L’offensive d’Alep illustre la croissance du HTS en une force militaire cohérente et compétente. Les combattants du groupe ont fait preuve d'une coordination efficace, en utilisant des tactiques et des armes modernes, notamment la guerre par drones, une caractéristique des conflits contemporains, à commencer par la guerre en Ukraine. Le rythme rapide de l’avancée, qui a coupé les forces d’Assad en quelques jours, souligne la capacité et la planification stratégique renforcées de HTS.
Les calculs stratégiques de la Turquie
Le rôle de la Turquie dans l’offensive d’Alep est complexe et multiforme. Même si Ankara n’a pas explicitement revendiqué son implication, son influence est indéniable.
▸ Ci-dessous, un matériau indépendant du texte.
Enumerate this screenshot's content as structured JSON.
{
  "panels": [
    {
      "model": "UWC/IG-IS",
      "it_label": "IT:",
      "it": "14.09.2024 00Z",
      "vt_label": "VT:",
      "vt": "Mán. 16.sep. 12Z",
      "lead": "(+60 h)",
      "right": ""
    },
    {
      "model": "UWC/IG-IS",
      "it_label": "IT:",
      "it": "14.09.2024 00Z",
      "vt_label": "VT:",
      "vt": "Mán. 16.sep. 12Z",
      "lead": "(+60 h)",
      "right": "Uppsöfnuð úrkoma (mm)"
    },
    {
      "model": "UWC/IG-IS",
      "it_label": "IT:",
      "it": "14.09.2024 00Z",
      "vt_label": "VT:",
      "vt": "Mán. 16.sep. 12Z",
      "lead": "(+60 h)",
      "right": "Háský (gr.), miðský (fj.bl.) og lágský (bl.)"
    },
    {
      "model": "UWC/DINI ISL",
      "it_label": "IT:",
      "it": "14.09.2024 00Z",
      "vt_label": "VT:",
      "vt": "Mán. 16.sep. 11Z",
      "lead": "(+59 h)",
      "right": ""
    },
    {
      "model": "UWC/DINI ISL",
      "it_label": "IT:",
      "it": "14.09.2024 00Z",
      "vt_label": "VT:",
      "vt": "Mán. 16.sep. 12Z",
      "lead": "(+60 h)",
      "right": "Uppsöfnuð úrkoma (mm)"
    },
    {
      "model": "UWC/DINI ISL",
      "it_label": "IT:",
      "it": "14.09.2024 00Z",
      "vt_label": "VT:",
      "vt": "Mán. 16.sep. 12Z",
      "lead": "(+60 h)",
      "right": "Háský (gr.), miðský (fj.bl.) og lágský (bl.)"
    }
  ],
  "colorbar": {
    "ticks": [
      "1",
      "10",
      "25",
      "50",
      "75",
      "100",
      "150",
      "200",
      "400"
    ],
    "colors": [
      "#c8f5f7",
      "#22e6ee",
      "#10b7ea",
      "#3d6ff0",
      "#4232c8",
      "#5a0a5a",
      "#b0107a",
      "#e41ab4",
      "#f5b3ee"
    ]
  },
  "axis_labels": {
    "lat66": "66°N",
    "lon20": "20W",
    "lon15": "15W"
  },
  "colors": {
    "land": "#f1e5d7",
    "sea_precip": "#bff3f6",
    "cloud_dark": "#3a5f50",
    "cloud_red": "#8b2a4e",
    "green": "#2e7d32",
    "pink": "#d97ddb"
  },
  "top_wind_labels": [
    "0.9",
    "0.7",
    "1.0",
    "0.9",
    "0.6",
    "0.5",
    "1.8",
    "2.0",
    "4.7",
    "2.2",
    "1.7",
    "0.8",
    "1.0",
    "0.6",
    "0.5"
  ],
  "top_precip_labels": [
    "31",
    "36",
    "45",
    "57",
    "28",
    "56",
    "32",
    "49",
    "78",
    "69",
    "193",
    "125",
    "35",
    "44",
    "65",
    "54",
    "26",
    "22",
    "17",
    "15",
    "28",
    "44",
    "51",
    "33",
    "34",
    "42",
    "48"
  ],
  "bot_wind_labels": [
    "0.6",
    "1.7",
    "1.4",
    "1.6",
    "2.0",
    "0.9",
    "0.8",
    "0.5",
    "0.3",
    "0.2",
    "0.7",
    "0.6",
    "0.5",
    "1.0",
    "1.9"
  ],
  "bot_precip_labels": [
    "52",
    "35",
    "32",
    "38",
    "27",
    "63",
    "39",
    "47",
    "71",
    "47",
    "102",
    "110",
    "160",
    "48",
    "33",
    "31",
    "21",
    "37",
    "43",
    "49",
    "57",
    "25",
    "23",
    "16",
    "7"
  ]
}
Les milices sunnites soutenues par la Turquie ont combattu aux côtés du HTS lors de l'offensive, et le moment choisi pour l'attaque – au milieu de distractions régionales – suggère une coordination avec les objectifs stratégiques de la Turquie.
Les intérêts de la Turquie dans le nord de la Syrie sont doubles. Premièrement, Ankara cherche à établir une zone de sécurité le long de sa frontière pour gérer la crise actuelle des réfugiés. L’afflux de millions de Syriens vers la Turquie au fil des années a mis à rude épreuve son économie et alimenté les tensions politiques intérieures. En sécurisant des zones comme Alep par l’intermédiaire de mandataires tels que HTS, la Turquie peut créer les conditions nécessaires au retour de certains réfugiés.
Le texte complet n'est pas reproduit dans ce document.